= Bookshop Memories =

1936 essay by George Orwell

"Bookshop Memories" was published in 1936 by the English author George Orwell. As the title suggests, it is a reminiscence of his time spent working as an assistant in a second-hand bookshop.

==Background==
In October 1934 Orwell's aunt Nellie Limouzin recommended him for the job, as part-time assistant at Booklover's Corner in South End Road, Hampstead. The shop was run by her friends the Westropes, who also provided him with accommodation. He was job sharing with Jon Kimche so that he worked at the shop in the afternoons, having the mornings free to write and the evenings to socialise.

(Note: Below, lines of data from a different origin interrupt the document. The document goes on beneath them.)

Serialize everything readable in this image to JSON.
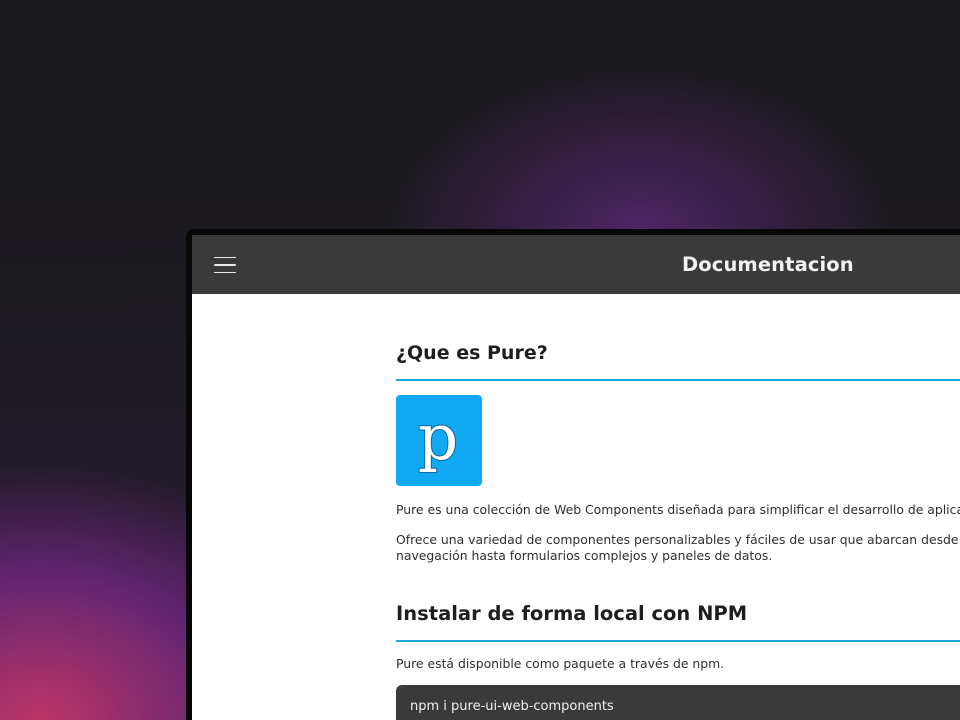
{
  "app": {
    "title": "Documentacion"
  },
  "header": {
    "menu_icon": "hamburger-menu-icon"
  },
  "sections": {
    "what": {
      "heading": "¿Que es Pure?",
      "logo_letter": "p",
      "paragraph_1": "Pure es una colección de Web Components diseñada para simplificar el desarrollo de aplicac",
      "paragraph_2_line_1": "Ofrece una variedad de componentes personalizables y fáciles de usar que abarcan desde b",
      "paragraph_2_line_2": "navegación hasta formularios complejos y paneles de datos."
    },
    "install": {
      "heading": "Instalar de forma local con NPM",
      "paragraph": "Pure está disponible como paquete a través de npm.",
      "command": "npm i pure-ui-web-components"
    }
  },
  "colors": {
    "topbar": "#3a3a3a",
    "accent": "#1aa7e0",
    "logo_background": "#10a9f2",
    "code_background": "#3a3a3a"
  }
}
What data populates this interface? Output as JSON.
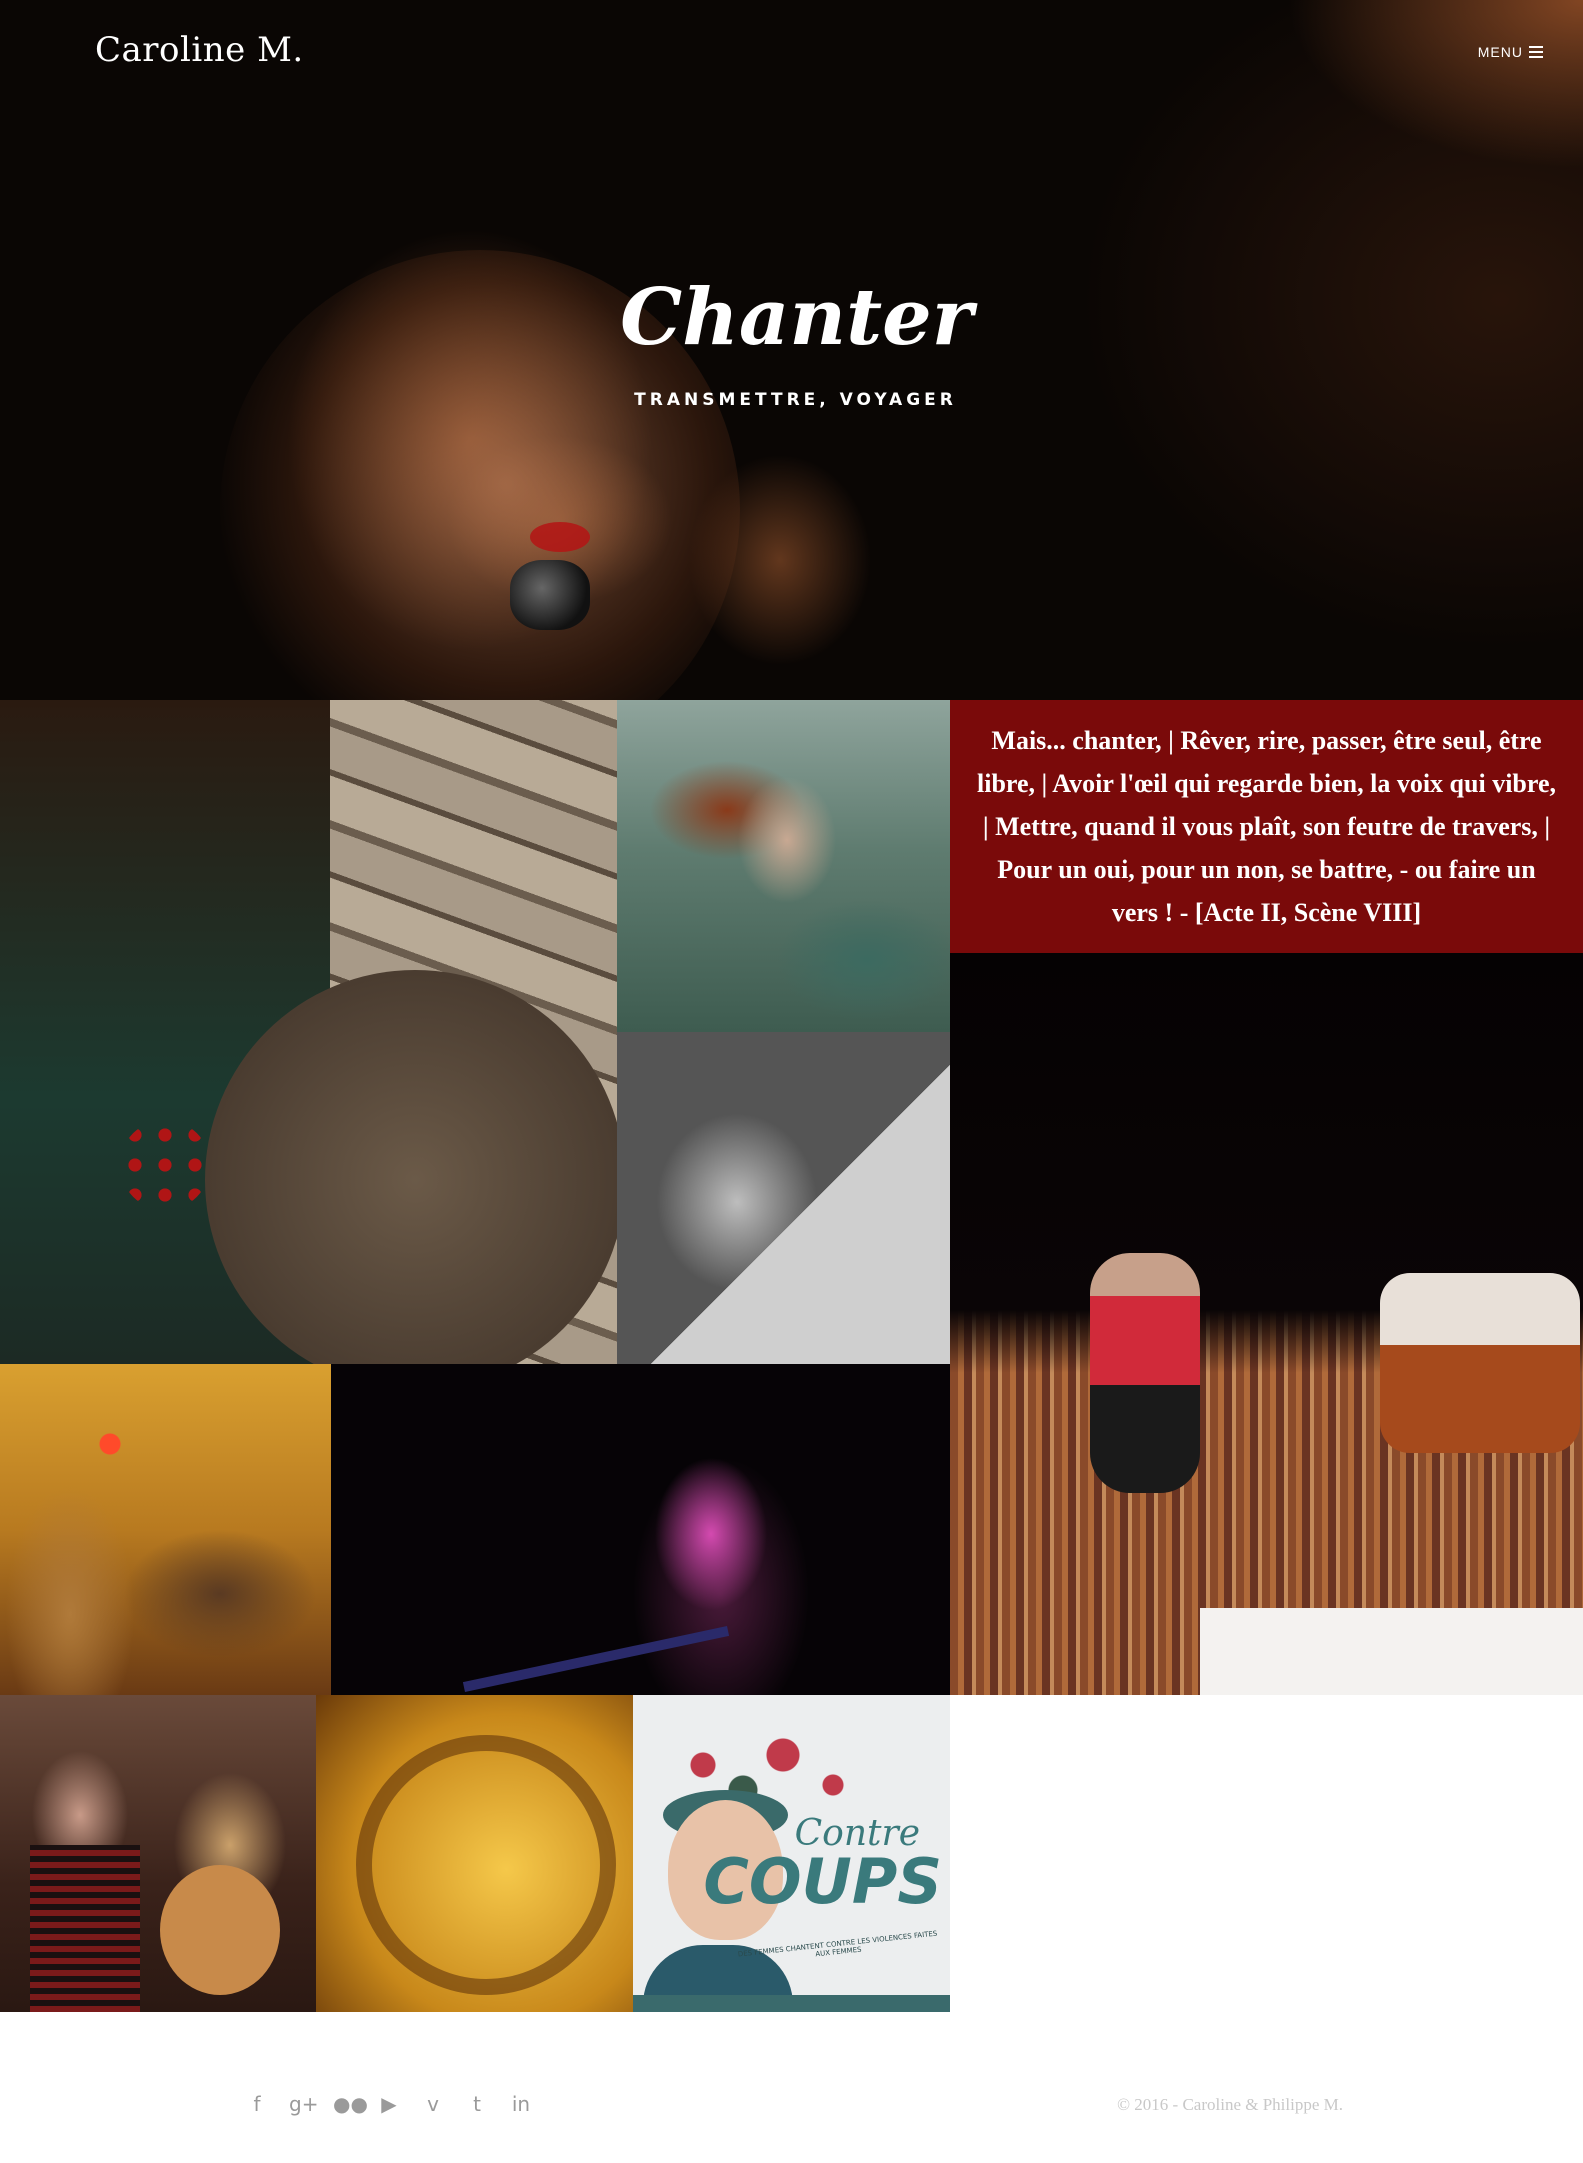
{
  "header": {
    "brand": "Caroline M.",
    "menu_label": "MENU"
  },
  "hero": {
    "title": "Chanter",
    "subtitle": "TRANSMETTRE, VOYAGER"
  },
  "quote": {
    "text": "Mais... chanter, |  Rêver, rire, passer, être seul, être libre, |  Avoir l'œil qui regarde bien, la voix qui vibre, |  Mettre, quand il vous plaît, son feutre de travers, |  Pour un oui, pour un non, se battre, - ou faire un vers ! - [Acte II, Scène VIII]"
  },
  "poster": {
    "title_line1": "Contre",
    "title_line2": "COUPS",
    "subtitle": "DES FEMMES CHANTENT CONTRE LES VIOLENCES FAITES AUX FEMMES"
  },
  "footer": {
    "social_icons": [
      "facebook-icon",
      "google-plus-icon",
      "flickr-icon",
      "youtube-icon",
      "vimeo-icon",
      "tumblr-icon",
      "linkedin-icon"
    ],
    "copyright": "© 2016 - Caroline & Philippe M."
  },
  "colors": {
    "quote_bg": "#7a0a0a",
    "hero_bg": "#0a0604",
    "footer_text": "#c8c8c8",
    "social_icon": "#9a9a9a"
  }
}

Kimche recalled Orwell never sitting, but standing in the middle of the shop "a slightly forbidding figure" who probably resented the idea of selling anything to people. Kimche retained the image of "a very tall figure almost like de Gaulle" with a small boy looking up and buying stamps from him. Peter Vansittart recalled visiting the shop as a child with the "slightly ungracious assistant" trying to sell him a copy of Trader Horn in Madagascar. Kay Ekevall, who established a relationship with Orwell after meeting him at the shop, recalled "I saw this new assistant and thought he was a great asset because he could reach all the shelves nobody else could without hauling a ladder out!"

While working in the bookshop, Orwell was working on the novel Keep the Aspidistra Flying (1936) and was able to draw on his experiences. Many commentators have pointed out that the bookshop in the novel bears little relationship to Booklover's Corner.

The essay first appeared in the November 1936 issue of Fortnightly.

==Summary==
Orwell describes the irritating behaviour of bookshop customers - first edition snobs, oriental students, vague minded women and "the kind of people who would be a nuisance anywhere but have special opportunities in a bookshop". The shop had various sidelines including typewriters, stamps for collectors, horoscopes and Christmas novelties (Orwell was particularly amused by an invoice for these that included the phrase "2 doz. Infant Jesus with rabbits"). However, the main sideline was the lending library, which to Orwell shed a new light on readers: "In a lending library you see people's real tastes, not their pretended ones."

In conclusion, Orwell says that he would not wish to be a bookseller full-time, mainly because it is a job that tends to give one a distaste for books.